In recent years, the achievements of the attention mechanism in the field of computer vision have attracted wide attention from researchers. It can selectively enhance useful features and weaken redundant features. Jie Hu et al. [
27] designed squeeze-and-excitation networks (SENets), which learn channel attention for each convolution block, bringing clear performance gain for various deep CNN architectures. Zilin Gao et al. [
28] improved the SE block by capturing more sophisticated channel-wise dependencies or by combining it with additional spatial attention. Jun Fu et al. [
29] proposed a dual attention network (DANet) to adaptively integrate local features with their global dependencies. Chen et al. [
30] proposed a transferable convolutional neural network to improve the learning of target tasks. Wang et al. [
31] proposed a novel multi-task attention convolutional neural network (MTA-CNN) that can automatically give feature-level attention to specific tasks. The MTA-CNN consists of a global feature shared network (GFS network) for learning globally shared features and
K task-specific networks with a feature-level attention module (FLA module). This architecture allows the FLA module to automatically learn the features of specific tasks from globally shared features, thereby sharing information among different tasks. Although these methods achieved higher accuracy, they also bring higher model complexity and more computation. Fang et al. [
32] extended an efficient feature extraction method based on CNN and used a lightweight network to complete high-precision fault diagnosis tasks. The spatial attention mechanism (SAM) is used to adjust the weight of the output feature map. This method has good anti-noise ability and domain adaptability. Wang Hui et al. [
33] proposed a new intelligent bearing fault diagnosis method, which combined the symmetric point mode (SDP) representation with the squeeze-and-excitation networks (SE-CNN) model. This method can assign a certain weight to each feature extraction channel, further strengthen the bearing diagnosis model with the main feature as the center and reduce redundant information.

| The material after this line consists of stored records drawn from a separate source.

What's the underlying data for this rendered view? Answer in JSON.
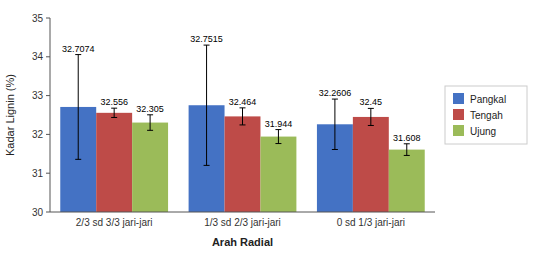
{
  "chart_data": {
    "type": "bar",
    "categories": [
      "2/3 sd 3/3 jari-jari",
      "1/3 sd 2/3 jari-jari",
      "0 sd 1/3 jari-jari"
    ],
    "series": [
      {
        "name": "Pangkal",
        "color": "#4472C4",
        "values": [
          32.7074,
          32.7515,
          32.2606
        ],
        "errors": [
          1.35,
          1.55,
          0.65
        ]
      },
      {
        "name": "Tengah",
        "color": "#BE4B48",
        "values": [
          32.556,
          32.464,
          32.45
        ],
        "errors": [
          0.12,
          0.22,
          0.22
        ]
      },
      {
        "name": "Ujung",
        "color": "#9BBB59",
        "values": [
          32.305,
          31.944,
          31.608
        ],
        "errors": [
          0.2,
          0.18,
          0.15
        ]
      }
    ],
    "x_label": "Arah Radial",
    "y_label": "Kadar Lignin (%)",
    "ylim": [
      30,
      35
    ],
    "yticks": [
      30,
      31,
      32,
      33,
      34,
      35
    ],
    "grid": false,
    "legend": "right",
    "data_labels": true
  }
}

Inspired by the analyses mentioned above, this paper proposes a novel improved convolutional neural network (ICNN) fault diagnosis method. This paper has the following three contributions:
- (1)
The receptive field is used as a guiding principle for the design of the network model. In this paper, the model is always designed so that the receptive field of the last layer is close to the length of the original signal, which ensures that each feature extracted by the model is focused on the complete sample.
- (2)
ACCC blocks are used to obtain features of suitable scale while avoiding the use of pooling layers, which can damage the signal timing relationship. What is more, this block can calibrate feature channels, informative features are significantly enhanced, and irrelevant features are effectively suppressed.
- (3)
After being tested on two data sets, the proposed method is better than the other nine methods and achieves the highest average accuracy rate. The results show that the proposed method has good performance.
The rest of this paper is organized as follows. The standard CNN theory and the proposed method are given in
Section 2. In
Section 3, the experiment results are discussed and verified by NASA data sets. In
Section 4, the conclusions are given.